Güncelleme Tarihi:
İnci, vatandaşların ağaçlık ve sulak alanlara pikniğe gittiklerinde içtikleri ya da kullandıkları suların sağlık açısından ne tür tehlikeler oluşturabileceğini bilmeleri gerektiğini ancak bu konuda kendilerini geliştirme noktasında duyarlı olmadıklarını belirtti.
Son yıllarda ortaya çıkan kene vakalarına karşı verilen eğitimler nedeniyle kısmen duyarlılık geliştiğini ifade eden İnci, bireysel korunma yöntemleri konusunda ise insanların asgari seviyede de olsa korunma refleksi gösterdiğini gözlemlediklerini kaydetti.
İnci, insanlarda bu konuda kısmen de olsa bilincin gelişmiş olmasının sevindirici olduğunu belirterek, şöyle devam etti:
“Buna rağmen insanlar pikniğe gittikleri alanlarda ve umuma açık yerlerde kullandıkları ya da içtikleri suyun kalitesine dair herhangi bir bilgiye sahip değiller. Bu sular halk sağlığını tehdit eden birçok patojeni (hastalık yapan mikroorganizma) barındırabilir. Bu patojenlerin başında zoonotik karakterli 'cryptosporidiosis' dediğimiz hastalığa yol açan türler gelmektedir. Bunlar kimyasal ilaç uygulamalarından ve antiseptik uygulamalarından etkilenmeyecek seviyede dirençli tek hücreli canlılar (protozon) grubudur. Akut enterit olgular da bireylerde ağır enfeksiyonlara yol açabilir. Bu, tedavi noktasında da inatçı olan bir parazit grubudur. Bunların dışında merkezi sinir sisteminde, beyinde büyük hasarlara neden olan serbest amiplerden 'Naegleria fowleri' gibi protozoon patojenler yine dere yataklarındaki su birikintilerinde veya umuma açık kontrolsüz ya da yeteri kadar sanitasyon ve hijyen sağlanamayan havuzlarda suya girenlerde enfeksiyonlara yol açabilmektedirler. Bunlar arasında en başta geleni 'Naegleria fowleri;nin neden olduğu primer meningoensefalitis (PAM) hastalığıdır. Bu konulara insanımızın duyarlılığını sağlamamız gerekiyor.”

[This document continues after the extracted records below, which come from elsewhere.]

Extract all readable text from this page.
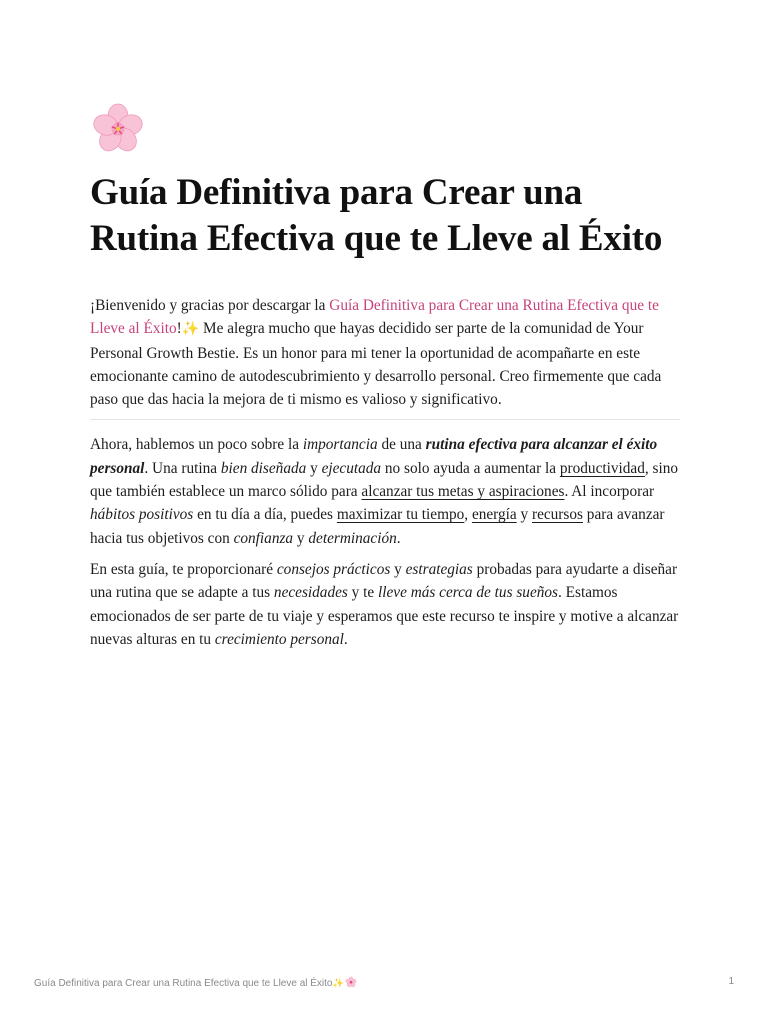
Guía Definitiva para Crear una Rutina Efectiva que te Lleve al Éxito

¡Bienvenido y gracias por descargar la Guía Definitiva para Crear una Rutina Efectiva que te Lleve al Éxito!✨ Me alegra mucho que hayas decidido ser parte de la comunidad de Your Personal Growth Bestie. Es un honor para mi tener la oportunidad de acompañarte en este emocionante camino de autodescubrimiento y desarrollo personal. Creo firmemente que cada paso que das hacia la mejora de ti mismo es valioso y significativo.

Ahora, hablemos un poco sobre la importancia de una rutina efectiva para alcanzar el éxito personal. Una rutina bien diseñada y ejecutada no solo ayuda a aumentar la productividad, sino que también establece un marco sólido para alcanzar tus metas y aspiraciones. Al incorporar hábitos positivos en tu día a día, puedes maximizar tu tiempo, energía y recursos para avanzar hacia tus objetivos con confianza y determinación.

En esta guía, te proporcionaré consejos prácticos y estrategias probadas para ayudarte a diseñar una rutina que se adapte a tus necesidades y te lleve más cerca de tus sueños. Estamos emocionados de ser parte de tu viaje y esperamos que este recurso te inspire y motive a alcanzar nuevas alturas en tu crecimiento personal.

Guía Definitiva para Crear una Rutina Efectiva que te Lleve al Éxito✨	1
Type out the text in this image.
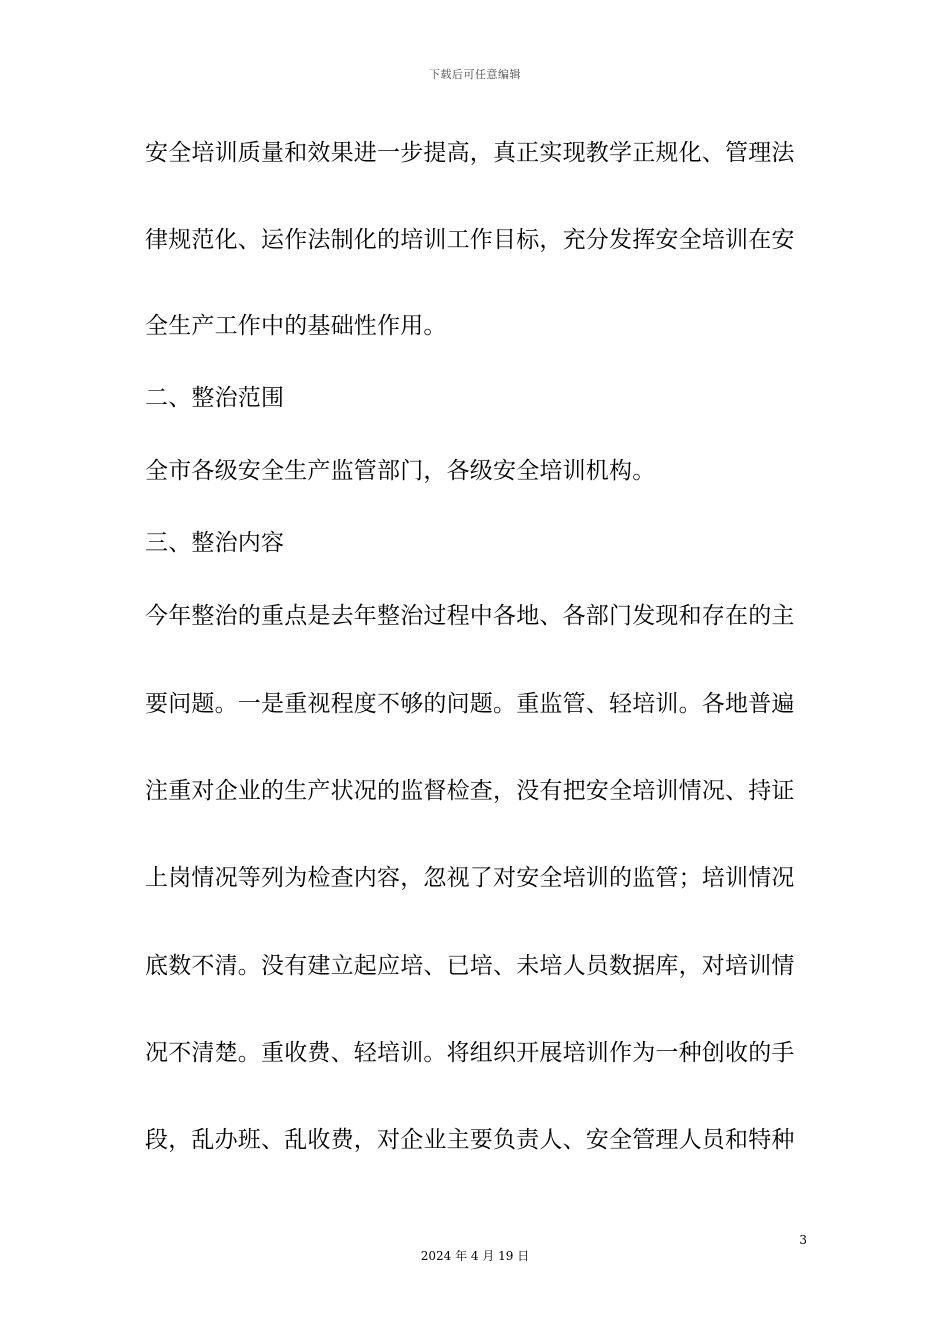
下载后可任意编辑
安全培训质量和效果进一步提高，真正实现教学正规化、管理法
律规范化、运作法制化的培训工作目标，充分发挥安全培训在安
全生产工作中的基础性作用。
二、整治范围
全市各级安全生产监管部门，各级安全培训机构。
三、整治内容
今年整治的重点是去年整治过程中各地、各部门发现和存在的主
要问题。一是重视程度不够的问题。重监管、轻培训。各地普遍
注重对企业的生产状况的监督检查，没有把安全培训情况、持证
上岗情况等列为检查内容，忽视了对安全培训的监管；培训情况
底数不清。没有建立起应培、已培、未培人员数据库，对培训情
况不清楚。重收费、轻培训。将组织开展培训作为一种创收的手
段，乱办班、乱收费，对企业主要负责人、安全管理人员和特种
3
2024 年 4 月 19 日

RUHSATLI PİKNİK ALANLARI OLMALI
Prof. Dr. Abdullah İnci, pikniğin gelişmiş toplumlarda olduğu gibi ruhsatlı,çevre düzenlemesinin maksimum düzeyde yapıldığı, hijyenik su kaynaklarının, tuvalet imkanlarının düzenli olduğu hijyenik alanlarda barbekü şeklinde olmasını tavsiye ettiklerini belirterek, “İnsanımızın her ağaç gölgesinde ya da her su kaynağının başında piknik yapılmayacağını bilmesi gerekir” dedi.
Bu konuda yerel yöneticiler başta olmak üzere tüm idarecilerin hassasiyet göstermelerini istediklerini kaydeden İnci, “Sanitasyon özellikle sularda cryptosporidiosis ile mücadelede çok önemli. Bu nedenle piknik kültürünün modifiye edilmesini istiyoruz. Geliştirilip modern dünyadaki konsepte yaklaştırılmasını istiyoruz. Bundan sonra tehlikenin azalacağını düşünüyorum” diye konuştu.